= Sei Soga =

Japanese activist and community leader in Hawaii

Sei Tanizawa Soga (相賀誠, Soga Sei) was a Japanese activist and community leader in Hawaii. Her penname was Shigano Urako.

== Early life ==
Soga was born Sei Tanizawa on September 30, 1882 in Fukui prefecture, Japan. She was one of four children born to Ryuzo Tanizawa and his wife, Yasu. The family moved to Otsu in 1887. Soga's mother and brother died when she was eleven years old, so she took on the responsibility of managing a household at a young age. She graduated from high school in 1898. During high school she also helped in her father's campaign to be elected to the Diet.

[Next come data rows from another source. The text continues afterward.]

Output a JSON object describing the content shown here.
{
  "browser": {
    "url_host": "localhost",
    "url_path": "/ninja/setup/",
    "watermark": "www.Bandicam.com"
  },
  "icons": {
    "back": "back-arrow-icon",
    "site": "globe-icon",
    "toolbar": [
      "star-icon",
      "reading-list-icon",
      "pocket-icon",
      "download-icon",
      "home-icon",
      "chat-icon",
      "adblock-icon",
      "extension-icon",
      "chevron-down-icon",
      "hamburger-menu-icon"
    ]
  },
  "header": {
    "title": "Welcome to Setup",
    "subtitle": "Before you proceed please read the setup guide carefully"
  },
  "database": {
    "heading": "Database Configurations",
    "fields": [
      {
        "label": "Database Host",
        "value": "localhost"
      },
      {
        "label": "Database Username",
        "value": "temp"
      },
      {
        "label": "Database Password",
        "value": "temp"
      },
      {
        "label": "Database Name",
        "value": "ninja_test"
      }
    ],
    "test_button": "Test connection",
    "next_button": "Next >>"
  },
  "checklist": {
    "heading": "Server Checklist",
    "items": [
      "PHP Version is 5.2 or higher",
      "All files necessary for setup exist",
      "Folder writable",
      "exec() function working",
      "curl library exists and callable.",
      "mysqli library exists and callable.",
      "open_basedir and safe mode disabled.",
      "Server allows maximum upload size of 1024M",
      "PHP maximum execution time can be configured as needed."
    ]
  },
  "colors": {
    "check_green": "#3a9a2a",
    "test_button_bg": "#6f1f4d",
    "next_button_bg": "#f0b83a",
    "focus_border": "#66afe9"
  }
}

Once he was voted in, she went to Tokyo with him when the Diet was in session.

== Hawaii ==
Soga married Yasutaro Soga on January 9, 1911. After arriving in Honolulu later that year, Soga joined several social organizations including the Japanese Women's Society, the Women's Christian Temperance Union, and the Pan-Pacific Women's Organization. As part of the Japanese Women's Society, Soga served as head of the committee that supervised the organization's kindergarten for Japanese children born in Hawaii. Soga's husband was a prominent social figure, so she frequently entertained esteemed visitors like Hideki Yukawa and Shoji Hamada.

During World War II, when Yasutaro was incarcerated on the continent for four years, Soga volunteered with the American Red Cross and helped Shigeo, Yasutaro's son from his first marriage, manage the Hawaii Times.

Soga was well-known for her outspoken personality and commitment to Japanese traditions. While she assimilated into American society, she maintained her Japanese New Years' traditions, acted as a nakōdo for young couples, and had Shigeo and his wife live with her after they married. She and Yasutaro were also members of a local noh chanting group and a tanka poetry club. Soga wrote under the penname .

Soga became an American citizen in 1954. She was awarded the Order of the Sacred Treasure in 1968 for her leadership in Hawaii's Japanese community. She died in Honolulu on August 8, 1970.